A foto ao lado é o (não tão) novo retrato da educação pública estadual paranaense. É possível acharmos outros cartazes ou murais semelhantes nas paredes das escolas, com exposições de variados índices produzidos por nós, trabalhadoras e trabalhadores da educação, em conjunto das e dos estudantes. Se não forem de frequência semanal das crianças e adolescentes, são de seus acessos semanais a alguma plataforma de Língua Portuguesa ou Inglesa, de Matemática ou dos Desafios Paraná, da plataforma Quizziz (questionários virtuais baseados nos conteúdos propostos pela Secretaria de Educação).
No primeiro dia de Estudo e Planejamento (uma grande farsa, já que nos ocupamos somente em pautas disciplinares e em como aumentar os supracitados índices) o discurso da direção foi bastante explícito: como fazermos os números subirem e, principalmente, como fazermos o Ideb subir? A aprovação do alunado será certa, de pelo menos 95%. A taxa de aprovação compõe um dos fatores no cálculo do Ideb. Apesar dos comentários para buscarmos uma escola bonita, proposta por Paulo Freire, e de falar de Marx, sem citá-lo (o que me deixou toda incrédula, mas efemeramente esperançosa), logo vieram os gráficos de Prova Paraná, Frequência e o escambau, como numa empresa. Números, em metas e resultados, exibidos como se fôssemos acionistas, talvez. Nem isso, pois acionista não põe a mão na massa.
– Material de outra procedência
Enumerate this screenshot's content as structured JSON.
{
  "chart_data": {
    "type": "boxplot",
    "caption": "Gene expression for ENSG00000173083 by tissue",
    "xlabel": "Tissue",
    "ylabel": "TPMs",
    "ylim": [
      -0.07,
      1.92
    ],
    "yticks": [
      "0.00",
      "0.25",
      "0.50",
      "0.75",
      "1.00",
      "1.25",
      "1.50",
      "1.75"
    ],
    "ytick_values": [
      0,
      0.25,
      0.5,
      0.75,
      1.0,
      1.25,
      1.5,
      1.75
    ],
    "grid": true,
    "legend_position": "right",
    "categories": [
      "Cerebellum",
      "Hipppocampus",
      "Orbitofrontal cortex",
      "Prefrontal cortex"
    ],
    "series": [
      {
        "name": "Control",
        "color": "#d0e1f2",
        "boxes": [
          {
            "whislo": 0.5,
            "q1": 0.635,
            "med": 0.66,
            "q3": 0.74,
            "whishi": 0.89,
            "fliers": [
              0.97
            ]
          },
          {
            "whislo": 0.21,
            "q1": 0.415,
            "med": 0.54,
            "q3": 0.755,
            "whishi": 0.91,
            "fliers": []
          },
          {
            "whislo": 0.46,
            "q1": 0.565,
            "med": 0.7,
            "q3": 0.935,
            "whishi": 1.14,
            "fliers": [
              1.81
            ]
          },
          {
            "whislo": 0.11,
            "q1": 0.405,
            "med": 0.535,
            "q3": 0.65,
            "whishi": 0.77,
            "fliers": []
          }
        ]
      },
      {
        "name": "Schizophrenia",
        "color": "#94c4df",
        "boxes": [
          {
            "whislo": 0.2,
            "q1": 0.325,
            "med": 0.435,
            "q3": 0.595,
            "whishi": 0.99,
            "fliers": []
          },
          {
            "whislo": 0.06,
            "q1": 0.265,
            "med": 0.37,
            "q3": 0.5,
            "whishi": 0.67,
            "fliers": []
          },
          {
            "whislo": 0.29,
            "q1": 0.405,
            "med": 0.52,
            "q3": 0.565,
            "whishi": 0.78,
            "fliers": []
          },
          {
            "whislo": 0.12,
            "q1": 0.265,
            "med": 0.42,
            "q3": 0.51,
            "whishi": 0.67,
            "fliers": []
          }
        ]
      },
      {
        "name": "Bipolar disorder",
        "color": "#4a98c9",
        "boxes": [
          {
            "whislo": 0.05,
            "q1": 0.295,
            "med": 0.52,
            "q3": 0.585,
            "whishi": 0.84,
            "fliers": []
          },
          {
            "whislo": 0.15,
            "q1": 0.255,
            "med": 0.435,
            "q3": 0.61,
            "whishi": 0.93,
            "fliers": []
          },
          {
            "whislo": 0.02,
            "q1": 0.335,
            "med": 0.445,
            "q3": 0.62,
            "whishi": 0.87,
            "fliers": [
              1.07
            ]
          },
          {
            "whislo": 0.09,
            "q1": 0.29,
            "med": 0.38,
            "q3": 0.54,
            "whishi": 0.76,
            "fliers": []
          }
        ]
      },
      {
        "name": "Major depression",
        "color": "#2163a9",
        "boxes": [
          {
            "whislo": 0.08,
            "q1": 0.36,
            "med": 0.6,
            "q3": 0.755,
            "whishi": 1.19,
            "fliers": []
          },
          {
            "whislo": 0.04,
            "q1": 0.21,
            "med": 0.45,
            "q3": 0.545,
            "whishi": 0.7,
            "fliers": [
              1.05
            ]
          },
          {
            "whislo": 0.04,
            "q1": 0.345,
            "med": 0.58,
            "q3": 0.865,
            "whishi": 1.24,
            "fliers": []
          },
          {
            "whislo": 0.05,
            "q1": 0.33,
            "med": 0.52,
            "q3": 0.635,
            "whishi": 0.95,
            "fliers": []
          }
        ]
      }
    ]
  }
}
O nosso forno de índices, nesse caso, é o chão da escola.
A novidade dessa semana é professores e professoras lecionando em dupla, nas disciplinas de Recomposição de Aprendizagem de Língua Portuguesa e Matemática. Ambas foram criadas este ano, na verdade em Resolução do final do ano passado, para os 9os anos do Ensino Fundamental e 3as séries do Ensino Médio. As escolas também receberam apostilas específicas para uso nas Recomposições. O intuito das disciplinas é preparar estudantes para o Saeb, avaliação que comporá a nota do Ideb. Isto é mais uma cartada da Seed em concentrar recursos para o grande índice. Digo isso pois poderia (e deveria) haver investimentos nas condições de trabalho dos trabalhadores e trabalhadoras em educação, por exemplo, ou mesmo na infraestrutura. Para um governo neoliberal, faz mais sentido injetar dinheiro no setor privado.
Gosto (na verdade, desgosto) de chamar esse processo de idebização. Não importa (e isso desde o governo anterior) se há aprendizado. Não importa se a escola promove um ambiente saudável e seguro. Não importam as relações de saberes; os saberes críticos, num período de colapso climático e de ascensão da extrema-direita. Não importam as precárias condições de trabalho, moradia e alimentação da classe que vive do trabalho. Não importa construir uma escola bonita. Importa em produzir números e, este ano, sobretudo, em produzir um Ideb bom. E não basta ser bom, tem de ser melhor do que o do ano anterior. Como numa empresa que busca crescimento infinito, tal qual prega a ideologia capitalista, o Ideb deve estar sempre crescendo.
E essa idebização é tão horrorosa que se faz ideológica. Como toda ideologia, nos cobre como um véu, fino e leve, um tule. A idebização nos tem feito trabalhar como se ela fosse natural. Como se ela fosse o objetivo central dos processos de ensino-aprendizagem, o objetivo central do trabalho docente. Como se a pedagogia que construíssemos fosse essa pedagogia dos índices. Desaparecem os e as sujeitas da escola. Surgem os números. Os incansáveis e inatingíveis números.
Num ano em que se completa 10 anos do massacre de 29 de abril, a Direção Sindical faz boicotar o movimento grevista. Nada como comemorar uma década de boicote (da grande greve de 2015) com um novo boicote. A falta de uma direção menos de imagem, e mais de luta parece contribuir com o tule. As forças para lutar estão esparsas. Percebo o cansaço de meus colegas. Percebo o meu cansaço. É preocupante o adoecimento docente.
É preciso de coragem e de organização coletiva para enfrentar as imposições deste governo que pouco quer a escola bonita, que é feita, sobretudo, com professores e professoras felizes.